2.         Guyatt G, Cairns J, Churchill D, et al. Evidence-Based Medicine: A New Approach to Teaching the Practice of Medicine. JAMA. 1992;268(17):2420–2425.

3.         Sackett DL, Rosenberg WMC, Gray JAM, Haynes RB, Richardson WS. Evidence based medicine: What it is and what it isn’t. BMJ. 1996;312(7023):71–72.

4.         Iwakiri K, Kinoshita Y, Habu Y, et al. Evidence-based clinical practice guidelines for gastroesophageal reflux disease 2015. Journal of Gastroenterology. 2016;51(8):751-767.

5.         Farrell B, Pottie K, Thompson W, et al. Deprescribing proton pump inhibitors. Evidence-based clinical practice guideline. 2017;63(5):354-364.

6.         Centers for Medicare & Medicaid Services. Quality Initiatives: General Information. April 2018; https://www.cms.gov/Medicare/Quality-Initiatives-Patient-Assessment-Instruments/QualityInitiativesGenInfo/index.html.

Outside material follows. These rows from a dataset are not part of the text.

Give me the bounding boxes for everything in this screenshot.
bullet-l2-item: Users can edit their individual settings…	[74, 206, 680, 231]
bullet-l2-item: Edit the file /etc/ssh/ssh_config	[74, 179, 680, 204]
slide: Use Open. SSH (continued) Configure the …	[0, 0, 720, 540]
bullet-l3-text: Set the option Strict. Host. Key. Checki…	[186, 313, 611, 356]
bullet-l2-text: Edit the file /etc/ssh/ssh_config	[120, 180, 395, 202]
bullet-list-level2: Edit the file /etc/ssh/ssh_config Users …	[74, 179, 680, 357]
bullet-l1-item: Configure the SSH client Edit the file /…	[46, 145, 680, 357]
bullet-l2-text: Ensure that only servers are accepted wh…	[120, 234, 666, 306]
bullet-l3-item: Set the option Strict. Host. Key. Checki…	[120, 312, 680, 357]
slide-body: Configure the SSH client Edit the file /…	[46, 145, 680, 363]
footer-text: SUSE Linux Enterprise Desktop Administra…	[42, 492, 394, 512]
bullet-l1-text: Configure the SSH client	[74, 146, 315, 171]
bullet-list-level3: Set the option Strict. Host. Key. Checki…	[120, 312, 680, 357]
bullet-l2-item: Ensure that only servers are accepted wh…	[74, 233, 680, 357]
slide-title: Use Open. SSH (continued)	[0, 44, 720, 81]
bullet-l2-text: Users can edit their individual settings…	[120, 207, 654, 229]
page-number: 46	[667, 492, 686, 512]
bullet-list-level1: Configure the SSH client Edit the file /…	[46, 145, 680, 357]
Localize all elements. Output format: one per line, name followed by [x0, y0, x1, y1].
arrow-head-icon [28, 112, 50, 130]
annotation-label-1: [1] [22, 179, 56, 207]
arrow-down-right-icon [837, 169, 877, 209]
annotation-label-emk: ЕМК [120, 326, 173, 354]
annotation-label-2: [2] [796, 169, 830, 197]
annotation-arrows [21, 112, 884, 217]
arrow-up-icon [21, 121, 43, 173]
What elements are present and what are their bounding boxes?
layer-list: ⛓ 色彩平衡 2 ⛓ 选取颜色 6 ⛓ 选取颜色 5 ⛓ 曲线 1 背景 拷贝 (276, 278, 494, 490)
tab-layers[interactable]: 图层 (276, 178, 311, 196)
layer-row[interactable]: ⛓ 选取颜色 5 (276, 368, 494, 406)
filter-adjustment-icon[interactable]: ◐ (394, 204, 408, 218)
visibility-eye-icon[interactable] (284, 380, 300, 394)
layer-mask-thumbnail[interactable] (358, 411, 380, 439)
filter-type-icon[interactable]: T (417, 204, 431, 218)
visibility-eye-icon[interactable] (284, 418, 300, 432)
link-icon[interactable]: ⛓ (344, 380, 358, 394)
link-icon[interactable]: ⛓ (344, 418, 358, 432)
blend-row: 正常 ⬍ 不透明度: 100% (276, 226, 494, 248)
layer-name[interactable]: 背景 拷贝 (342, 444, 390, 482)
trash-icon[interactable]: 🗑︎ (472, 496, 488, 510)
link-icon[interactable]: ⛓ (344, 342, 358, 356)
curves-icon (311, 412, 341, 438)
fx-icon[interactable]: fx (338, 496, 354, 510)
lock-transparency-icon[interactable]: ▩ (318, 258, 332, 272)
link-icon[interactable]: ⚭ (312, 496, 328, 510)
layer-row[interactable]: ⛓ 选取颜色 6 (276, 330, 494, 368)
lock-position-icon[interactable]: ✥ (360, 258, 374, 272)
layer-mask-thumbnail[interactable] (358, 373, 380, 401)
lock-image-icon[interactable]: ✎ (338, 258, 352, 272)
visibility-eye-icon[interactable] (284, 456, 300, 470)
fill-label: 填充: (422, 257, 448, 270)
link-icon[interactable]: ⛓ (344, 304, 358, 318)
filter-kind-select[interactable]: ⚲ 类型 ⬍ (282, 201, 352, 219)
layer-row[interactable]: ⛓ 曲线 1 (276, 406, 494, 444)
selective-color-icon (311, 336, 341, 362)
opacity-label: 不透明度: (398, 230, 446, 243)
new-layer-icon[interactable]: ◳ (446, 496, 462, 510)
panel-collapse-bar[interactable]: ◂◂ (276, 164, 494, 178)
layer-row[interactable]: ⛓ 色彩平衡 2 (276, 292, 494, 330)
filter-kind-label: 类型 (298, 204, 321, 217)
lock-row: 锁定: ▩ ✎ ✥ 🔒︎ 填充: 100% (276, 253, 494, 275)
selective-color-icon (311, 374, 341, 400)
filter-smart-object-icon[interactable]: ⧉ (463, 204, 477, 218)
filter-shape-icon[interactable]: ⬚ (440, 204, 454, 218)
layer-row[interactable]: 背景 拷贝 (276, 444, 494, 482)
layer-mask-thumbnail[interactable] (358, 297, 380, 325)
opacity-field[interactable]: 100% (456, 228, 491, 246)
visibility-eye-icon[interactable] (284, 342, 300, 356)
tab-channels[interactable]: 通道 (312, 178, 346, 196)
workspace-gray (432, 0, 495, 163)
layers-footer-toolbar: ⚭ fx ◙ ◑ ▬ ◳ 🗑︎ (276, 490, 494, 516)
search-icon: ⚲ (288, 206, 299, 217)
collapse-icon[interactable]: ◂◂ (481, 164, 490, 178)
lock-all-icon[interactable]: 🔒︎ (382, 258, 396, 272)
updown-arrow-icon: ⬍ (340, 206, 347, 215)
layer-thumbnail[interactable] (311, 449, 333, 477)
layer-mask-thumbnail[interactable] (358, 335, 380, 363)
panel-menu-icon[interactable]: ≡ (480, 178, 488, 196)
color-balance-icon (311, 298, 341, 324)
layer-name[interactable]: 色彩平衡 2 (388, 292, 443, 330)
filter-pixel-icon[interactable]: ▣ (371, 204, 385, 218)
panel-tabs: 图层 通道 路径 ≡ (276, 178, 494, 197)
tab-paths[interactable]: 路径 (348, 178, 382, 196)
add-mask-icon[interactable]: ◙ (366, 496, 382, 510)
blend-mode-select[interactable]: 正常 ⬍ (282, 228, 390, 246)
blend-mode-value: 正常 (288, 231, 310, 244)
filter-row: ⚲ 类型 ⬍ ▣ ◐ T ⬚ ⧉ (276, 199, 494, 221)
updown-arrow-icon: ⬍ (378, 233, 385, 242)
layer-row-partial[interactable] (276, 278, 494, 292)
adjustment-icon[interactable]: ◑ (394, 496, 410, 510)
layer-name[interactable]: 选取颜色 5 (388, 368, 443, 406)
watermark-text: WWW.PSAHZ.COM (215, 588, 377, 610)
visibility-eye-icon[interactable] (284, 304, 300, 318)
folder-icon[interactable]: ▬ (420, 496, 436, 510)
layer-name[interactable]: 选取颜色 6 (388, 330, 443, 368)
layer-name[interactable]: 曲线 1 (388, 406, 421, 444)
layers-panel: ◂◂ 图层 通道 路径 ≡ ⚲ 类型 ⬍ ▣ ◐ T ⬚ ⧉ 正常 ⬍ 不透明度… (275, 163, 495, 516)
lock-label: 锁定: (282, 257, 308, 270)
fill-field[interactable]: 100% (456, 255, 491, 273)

7.         Banerjee A, Stanton E, Lemer C, Marshall M. What can quality improvement learn from evidence-based medicine? Journal of the Royal Society of Medicine. 2012;105(2):55–59.

8.         Solomons NM, Spross JA. Evidence-based practice barriers and facilitators from a continuous quality improvement perspective: an integrative review. Journal of nursing management. 2011;19(1):109–120.

9.         Grimshaw J, Eccles M, Thomas R, et al. Toward Evidence-Based Quality Improvement. Journal of General Internal Medicine. 2006;21(S2):S14–S20.

10.       Hisham R, Ng CJ, Liew SM, Hamzah N, Ho GJ. Why is there variation in the practice of evidence-based medicine in primary care? A qualitative study. BMJ Open. 2016;6(3):e010565.

11.       De Smedt A, Buyl R, Nyssen M. Evidence-based practice in primary health care. Studies in Health Technology and Informatics. 2006;124:651–656.

12.       Masic I, Miokovic M, Muhamedagic B. Evidence based medicine – New approaches and challenges. Acta Informatica Medica: Journal of Academy of Medical Sciences of Bosnia and Herzegovina. 2008;16(4):219–225.